President of the United States Donald Trump has said that he did not want Indian Prime Minister Narendra Modi and other world leaders, who visited him this year, to see the tents and graffiti near federal buildings in Washington DC and, therefore, ordered the cleaning up of the American capital.
“We’re cleaning up our city. We’re cleaning up this great capital, and we’re not going to have crime, and we’re not going to stand for crime, and we’re going to take the graffiti down, and we’re already taking the tents down, and we’re working with the administration,” said Trump on Friday, in remarks at the Department of Justice.

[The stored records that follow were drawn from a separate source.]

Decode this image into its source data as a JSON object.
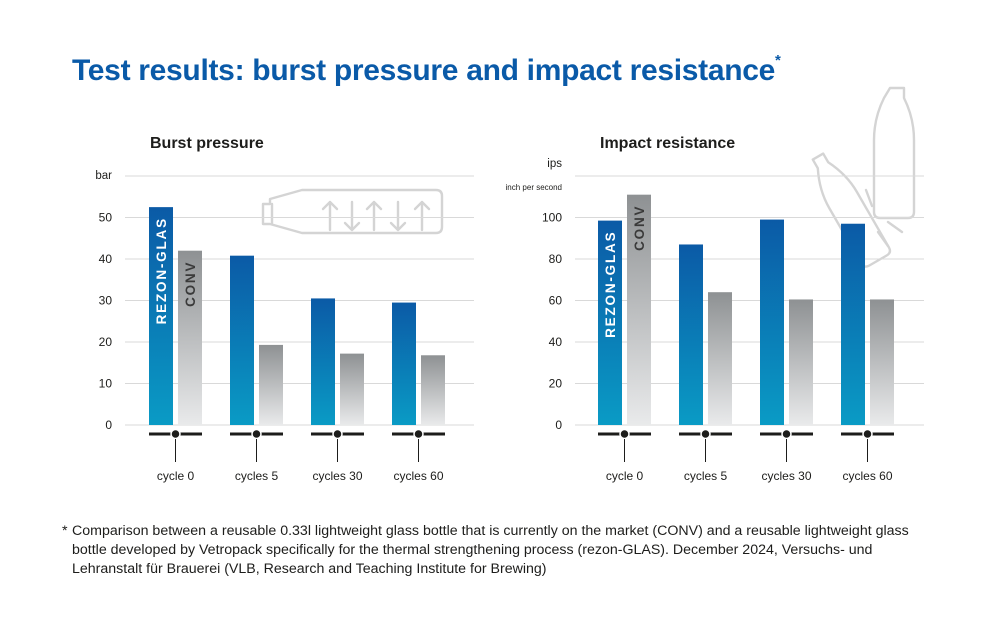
{
  "title": "Test results: burst pressure and impact resistance",
  "title_mark": "*",
  "colors": {
    "title": "#0a5aa8",
    "rezon_top": "#0b5aa6",
    "rezon_bottom": "#0a9bc5",
    "conv_top": "#8e9193",
    "conv_bottom": "#e9eaeb",
    "grid": "#d9d9d9",
    "icon": "#d4d4d4"
  },
  "chart_data": [
    {
      "type": "bar",
      "title": "Burst pressure",
      "ylabel": "bar",
      "ylabel_sub": "",
      "ylim": [
        0,
        60
      ],
      "yticks": [
        0,
        10,
        20,
        30,
        40,
        50
      ],
      "categories": [
        "cycle 0",
        "cycles 5",
        "cycles 30",
        "cycles 60"
      ],
      "series": [
        {
          "name": "REZON-GLAS",
          "values": [
            52.5,
            40.8,
            30.5,
            29.5
          ]
        },
        {
          "name": "CONV",
          "values": [
            42,
            19.3,
            17.2,
            16.8
          ]
        }
      ],
      "grid": true,
      "icon": "bottle-pressure-arrows-icon"
    },
    {
      "type": "bar",
      "title": "Impact resistance",
      "ylabel": "ips",
      "ylabel_sub": "inch per second",
      "ylim": [
        0,
        120
      ],
      "yticks": [
        0,
        20,
        40,
        60,
        80,
        100
      ],
      "categories": [
        "cycle 0",
        "cycles 5",
        "cycles 30",
        "cycles 60"
      ],
      "series": [
        {
          "name": "REZON-GLAS",
          "values": [
            98.5,
            87,
            99,
            97
          ]
        },
        {
          "name": "CONV",
          "values": [
            111,
            64,
            60.5,
            60.5
          ]
        }
      ],
      "grid": true,
      "icon": "bottle-impact-icon"
    }
  ],
  "footnote": {
    "mark": "*",
    "text": "Comparison between a reusable 0.33l lightweight glass bottle that is currently on the market (CONV) and a reusable lightweight glass bottle developed by Vetropack specifically for the thermal strengthening process (rezon-GLAS). December 2024, Versuchs- und Lehranstalt für Brauerei (VLB, Research and Teaching Institute for Brewing)"
  }
}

He said that so far the Mayor of Washington DC Muriel Bowser had been doing a good job cleaning up the capital. “We said there are tents galore right opposite the State Department. They have to come down. And they took them down right away. And so so far, so good. We want to have a capital that can be the talk of the world,” said Trump.
When Prime Minister Modi of India, the President of France [Emmanuel Macron], and all of these people… Prime Minister of the United Kingdom [Keir Starmer], they all came to see me over the last week and a half. And when they come in…I had the route run. I didn’t want to have them see tents. I didn’t want to have them see graffiti. I didn’t want to have them see broken barriers and potholes in the roads. And we had it looking beautiful.
President of the United States Donald Trump

Indicating that the clean-up of entire Washington DC would continue even after the VIP route clean-up was done, Trump said, “And we’re going to do that for the city, and we’re going to have a crime-free capital. When people come here, they’re not going to be mugged or shot or raped. They’re going to have a crime-free capital, again; it’s going to be cleaner and better and safer than it ever was and it’s not going to take us too long.”
PM Modi visited the White House for a bilateral meeting with Trump on February 13, the fourth foreign leader hosted by Trump in just weeks after his inauguration in January 2025.

Within less than a month of the start of Trump’s second term in the White House, he had hosted Israeli Prime Minister Benjamin Netanyahu, Japanese Prime Minister Shigeru Ishiba, and Jordan’s King Abdullah II.
French President Emmanuel Macron and UK Prime Minister Keir Starmer are among the other foreign leaders Trump has hosted in his second term so far.